We walked a bit from the cafe by Musee D'Orsay to a metro stop, thinking we might be able to get over to the Musee Carnavalet but we waited about 20 minutes and no train seemed inclined to come and there were only a few people waiting. On the way out, I noticed the video screen that said the line we were waiting for was "non assuré " , which basically means service is spotty at best. We finally decided to hike to Place de la Concorde and maybe get the metro there.
Well that was the plan anyway. We got to the square across the river, which was the location of the guillotine during the French Revolution. There are fountains and statues, an obelisk and the "Grande Roule", an observation wheel with hanging pods which only have a canopy over them for coverage. Graham took one look at that and said he'd not be caught dead on it but I could go if I wanted. I hadn’t actually planned to but why not? It was very lightly raining but the canopy kept me more or less dry. Views were pretty good if hazy and we went around quite a few times, at least a half dozen I'd say, for 8 euros. While I was on it, it did start to rain a bit harder so Graham waiting below got a bit soggy.
From there we walked to Rue Rivoli where there are large buildings lining the street with covered walkways. We window shopped there for a few blocks though I did actually pop into one or two stores and picked up a few Christmas gifts. Some of the boutiques were very expensive but not all, to my surprise.
We decided we were getting hungry so with that in the back of our minds, we headed down Rue Rivoli, thinking that there would be cafes or restaurants further down, which there probably were had we got that far but we got sidetracked when we saw the tall column in Place Vendome where the designer shops are.

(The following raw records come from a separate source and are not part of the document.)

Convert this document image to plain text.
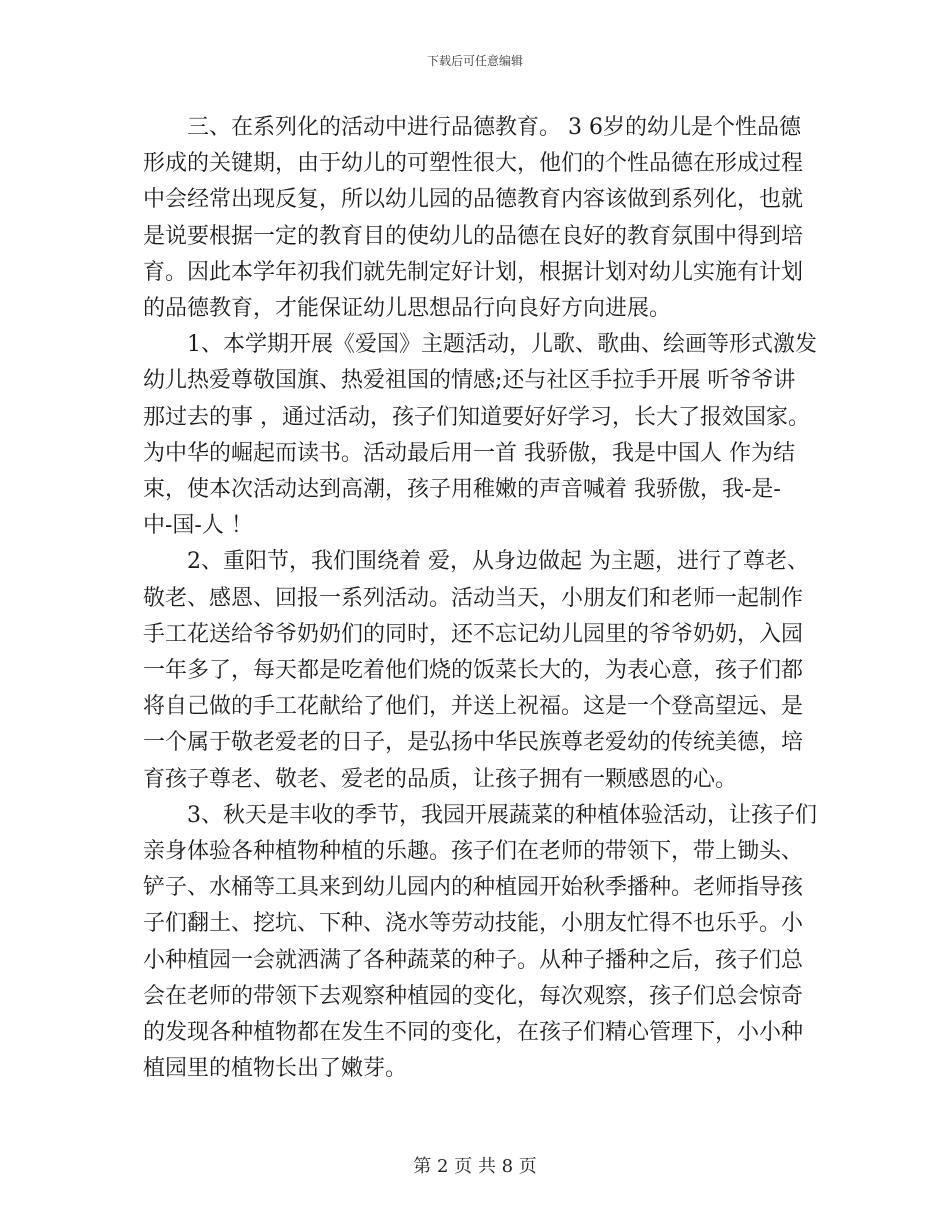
下载后可任意编辑

三、在系列化的活动中进行品德教育。 3 6岁的幼儿是个性品德
形成的关键期，由于幼儿的可塑性很大，他们的个性品德在形成过程
中会经常出现反复，所以幼儿园的品德教育内容该做到系列化，也就
是说要根据一定的教育目的使幼儿的品德在良好的教育氛围中得到培
育。因此本学年初我们就先制定好计划，根据计划对幼儿实施有计划
的品德教育，才能保证幼儿思想品行向良好方向进展。

1、本学期开展《爱国》主题活动，儿歌、歌曲、绘画等形式激发
幼儿热爱尊敬国旗、热爱祖国的情感;还与社区手拉手开展 听爷爷讲
那过去的事 ，通过活动，孩子们知道要好好学习，长大了报效国家。
为中华的崛起而读书。活动最后用一首 我骄傲，我是中国人 作为结
束，使本次活动达到高潮，孩子用稚嫩的声音喊着 我骄傲，我-是-
中-国-人 ！

2、重阳节，我们围绕着 爱，从身边做起 为主题，进行了尊老、
敬老、感恩、回报一系列活动。活动当天，小朋友们和老师一起制作
手工花送给爷爷奶奶们的同时，还不忘记幼儿园里的爷爷奶奶，入园
一年多了，每天都是吃着他们烧的饭菜长大的，为表心意，孩子们都
将自己做的手工花献给了他们，并送上祝福。这是一个登高望远、是
一个属于敬老爱老的日子，是弘扬中华民族尊老爱幼的传统美德，培
育孩子尊老、敬老、爱老的品质，让孩子拥有一颗感恩的心。

3、秋天是丰收的季节，我园开展蔬菜的种植体验活动，让孩子们
亲身体验各种植物种植的乐趣。孩子们在老师的带领下，带上锄头、
铲子、水桶等工具来到幼儿园内的种植园开始秋季播种。老师指导孩
子们翻土、挖坑、下种、浇水等劳动技能，小朋友忙得不也乐乎。小
小种植园一会就洒满了各种蔬菜的种子。从种子播种之后，孩子们总
会在老师的带领下去观察种植园的变化，每次观察，孩子们总会惊奇
的发现各种植物都在发生不同的变化，在孩子们精心管理下，小小种
植园里的植物长出了嫩芽。

第 2 页 共 8 页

We walked through the square and down Rue de la Paix to see the posh shops such as Cartier, Van Cleef and Arples, Dior etc, and then ducked down a side street that had some eateries. We decided on a very basic takeaway type mid-eastern place that also had some tables inside. Graham had a kebab and I had a very excellent pizza that was topped with marvelous cheese.
By this time, we've reached mid-afternoon and decided against the Carnavalet because it had been raining on and off, mostly lightly and the busses and metro so far today proved to be a bit unreliable. We headed for the nearby Opera Garnier which also seemed to be closed. Behind it, however, were the big department stores, Au Printemps and Galleries Lafayette which we did go into.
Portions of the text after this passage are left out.